Oil: Use an oil with a high viscosity (crank bearings) and a high flame point (clutch). Change the oil every 30 pass if you're on nitrous or turbo. I'm stuck with Castrol GTX 20W-50. I've tried several other high performance high dollar oils but can't get the clutch to work, not even GTX 10W-40 works for me.

Ignition: If you plan using a rev limiter, shift light, nitrous etc - get the Schnitz Pro Series II box. That box contains everything you'll ever need on a dragbike. Retard the ignition about 1 degree for every 10 hp of extra power you add to it using nitrous oxide or turbo. A naturally aspirated 4-valve 15:1 motor should have about 34 of ignition advance. With a 100 hp nitrous shot it should be about 24 degrees. The Schnitz box has got a "starting  retard" function that allows you to crank a 17:1 motor with the on-board starter.

 

Motor rebuild notes (11/22/98 - 2/6/99)

The shift detent lever is a cheap design, when you have the motor completly disassembled you should shim the detent lever in such way it will ride in the middle of the shift drum cam. Let there be a 0.02 clearance. If not modified (shimmed) it may cause the gears to pop out and/or give you false neutrals. Check out my picture of the shimmed detent arm.

Be VERY careful at reassembly, don't overuse the RTV goo. Make sure that it DO NOT come near the oil galleys for the gear box and crankshaft. The 6 mm bolts and nuts should NOT be torque to more than 7 ft-lbs, it states otherwise in the service manual. Make yourself and your bike happier, 7 ft-lbs on 6 mm. Make sure you use a lot of moly paste on the crankshaft bearings, rod big ends. Everything else should be soaked in fresh motor oil. Replace the Philips screws for the shift mechanism with Allen type.

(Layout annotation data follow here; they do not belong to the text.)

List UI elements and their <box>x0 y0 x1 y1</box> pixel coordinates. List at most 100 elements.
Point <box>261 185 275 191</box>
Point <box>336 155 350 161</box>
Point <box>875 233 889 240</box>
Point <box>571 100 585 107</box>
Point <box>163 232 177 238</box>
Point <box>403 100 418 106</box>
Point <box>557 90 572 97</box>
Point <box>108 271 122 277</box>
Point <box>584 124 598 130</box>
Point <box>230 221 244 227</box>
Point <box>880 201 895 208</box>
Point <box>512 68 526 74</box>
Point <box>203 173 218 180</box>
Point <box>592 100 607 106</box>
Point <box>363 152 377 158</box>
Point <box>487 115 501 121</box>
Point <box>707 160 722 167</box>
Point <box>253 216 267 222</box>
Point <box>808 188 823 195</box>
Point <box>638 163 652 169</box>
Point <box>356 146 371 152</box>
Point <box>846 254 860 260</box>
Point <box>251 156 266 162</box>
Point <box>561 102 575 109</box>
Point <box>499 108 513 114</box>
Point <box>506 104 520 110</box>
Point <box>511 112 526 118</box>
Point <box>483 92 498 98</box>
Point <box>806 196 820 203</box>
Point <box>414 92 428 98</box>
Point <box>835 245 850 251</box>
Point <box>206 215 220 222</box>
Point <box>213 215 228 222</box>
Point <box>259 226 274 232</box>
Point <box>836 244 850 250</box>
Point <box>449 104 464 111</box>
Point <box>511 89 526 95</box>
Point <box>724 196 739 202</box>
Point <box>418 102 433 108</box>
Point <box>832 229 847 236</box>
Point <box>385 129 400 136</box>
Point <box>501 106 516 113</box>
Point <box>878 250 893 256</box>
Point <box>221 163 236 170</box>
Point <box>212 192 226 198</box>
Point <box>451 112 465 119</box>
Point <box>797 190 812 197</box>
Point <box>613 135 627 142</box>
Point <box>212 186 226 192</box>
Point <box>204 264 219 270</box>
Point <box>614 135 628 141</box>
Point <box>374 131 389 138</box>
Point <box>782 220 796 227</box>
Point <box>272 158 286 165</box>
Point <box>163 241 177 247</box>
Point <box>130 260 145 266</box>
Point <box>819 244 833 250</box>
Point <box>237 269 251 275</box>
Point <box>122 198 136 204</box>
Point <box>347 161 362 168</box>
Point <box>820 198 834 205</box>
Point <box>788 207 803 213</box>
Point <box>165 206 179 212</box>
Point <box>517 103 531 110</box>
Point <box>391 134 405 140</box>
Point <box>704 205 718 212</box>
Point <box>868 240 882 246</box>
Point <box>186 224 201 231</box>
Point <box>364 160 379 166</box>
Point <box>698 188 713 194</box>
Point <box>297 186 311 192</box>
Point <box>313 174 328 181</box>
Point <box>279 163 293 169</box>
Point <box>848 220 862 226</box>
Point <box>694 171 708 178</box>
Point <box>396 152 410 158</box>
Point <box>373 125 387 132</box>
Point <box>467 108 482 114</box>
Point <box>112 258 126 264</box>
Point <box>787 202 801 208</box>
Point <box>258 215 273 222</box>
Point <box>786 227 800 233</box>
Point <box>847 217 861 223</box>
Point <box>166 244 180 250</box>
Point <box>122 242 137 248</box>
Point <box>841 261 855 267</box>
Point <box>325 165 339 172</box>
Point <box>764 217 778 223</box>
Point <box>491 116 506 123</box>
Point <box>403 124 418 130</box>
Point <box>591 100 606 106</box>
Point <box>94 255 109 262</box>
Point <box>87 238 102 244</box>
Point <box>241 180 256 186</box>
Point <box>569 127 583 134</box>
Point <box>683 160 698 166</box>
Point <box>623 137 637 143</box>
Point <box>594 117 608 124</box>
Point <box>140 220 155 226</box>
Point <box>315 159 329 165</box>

Don't disassemble the oil pump unless you suspect there's some debri in it (the pump gears HAS to be in their ORIGINAL position).

Torque the cam chain tensioner bolt (19 mm wrench) to 14 ft-lbs, it's easy to strip its threads.

HeliCoil the 7 mm cam bearing caps for the valve cover bolts, you'll be thankful after the 3rd valve adjustment.

Before you fire up the motor, check out "Dr Brock's" break-in procedure, it's a fast and reliable procedure to get your street or race bike in top shape after a rebuild. Prepare yourself with 2 gallons of Castrol GTX 20W-50 and two new oil filters.